Turkey has been massing forces and commandos on its border with Iraq over the last few weeks. But with the region in the grip of winter, the operation was widely expected to take place a few weeks from now. The incursion is being seen as a preemptive strike against the Kurdish rebels, who usually begin a spring offensive with the melting of winter snows.

"Land force operation is compulsory, not optional because PKK activities increasing in the spring time," said retired Turkish General Armagan Kuloglu. "Otherwise they will move again very soon."

The PKK is believed to have as many as 3,000 fighters in bases across the mountainous semi-autonomous Kurdish enclave in northern Iraq.

Turkey has repeatedly called on the U.S. and Iraqi governments to move against the rebels, who have been fighting for autonomy in Turkey's mainly Kurdish southeast since 1984. But Washington has limited its involvement to providing intelligence on the PKK to Ankara.

Turkey's patience ran out last year following a number of PKK attacks which killed some 50 Turkish soldiers and civilians.
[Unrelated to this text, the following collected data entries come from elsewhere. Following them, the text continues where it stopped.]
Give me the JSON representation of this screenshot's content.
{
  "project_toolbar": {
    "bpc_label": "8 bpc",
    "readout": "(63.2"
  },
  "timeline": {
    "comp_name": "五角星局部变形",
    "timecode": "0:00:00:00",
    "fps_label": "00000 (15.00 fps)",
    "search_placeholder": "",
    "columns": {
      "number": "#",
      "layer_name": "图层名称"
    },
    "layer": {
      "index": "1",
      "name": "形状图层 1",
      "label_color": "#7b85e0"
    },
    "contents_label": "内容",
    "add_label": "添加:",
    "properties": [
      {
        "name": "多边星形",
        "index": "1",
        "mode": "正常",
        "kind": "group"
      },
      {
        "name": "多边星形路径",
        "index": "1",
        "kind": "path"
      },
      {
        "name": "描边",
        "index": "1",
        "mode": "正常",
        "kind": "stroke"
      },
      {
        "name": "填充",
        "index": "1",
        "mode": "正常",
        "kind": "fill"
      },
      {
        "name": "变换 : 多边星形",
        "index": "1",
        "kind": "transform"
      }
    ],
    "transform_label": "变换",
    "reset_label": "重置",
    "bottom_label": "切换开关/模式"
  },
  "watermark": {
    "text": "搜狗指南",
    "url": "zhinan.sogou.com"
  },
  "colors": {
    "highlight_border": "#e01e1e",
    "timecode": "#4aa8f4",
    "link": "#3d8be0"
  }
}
Over the last few months, Turkish jets have launched air strikes against PKK bases.

With Turkish troops entering Iraq, Ankara is expected to face intense diplomatic pressure.

Washington has expressed concern about the risk of growing tensions between Turkey and the the government in Baghdad, both U.S. allies.

U.S. Senator John Kerry, visiting Ankara, stressed Turkey's importance.

"Let me say today, on behalf of the American people, for the relationship we enjoy today, and for the help that the Turkish people and the Turkish government is providing in Iraq, Afghanistan and Pakistan," said Kerry.

U.S. officials have confirmed the raid, and a U.S. military spokesman in Iraq said Washington understands the operation is of limited duration. The U.S. is encouraging Turkey to resolve the PKK problem using diplomacy and close coordination with the government of Iraq.

Aware of U.S. concerns, the Turkish military said it will return home in the shortest time possible after its goals have been achieved.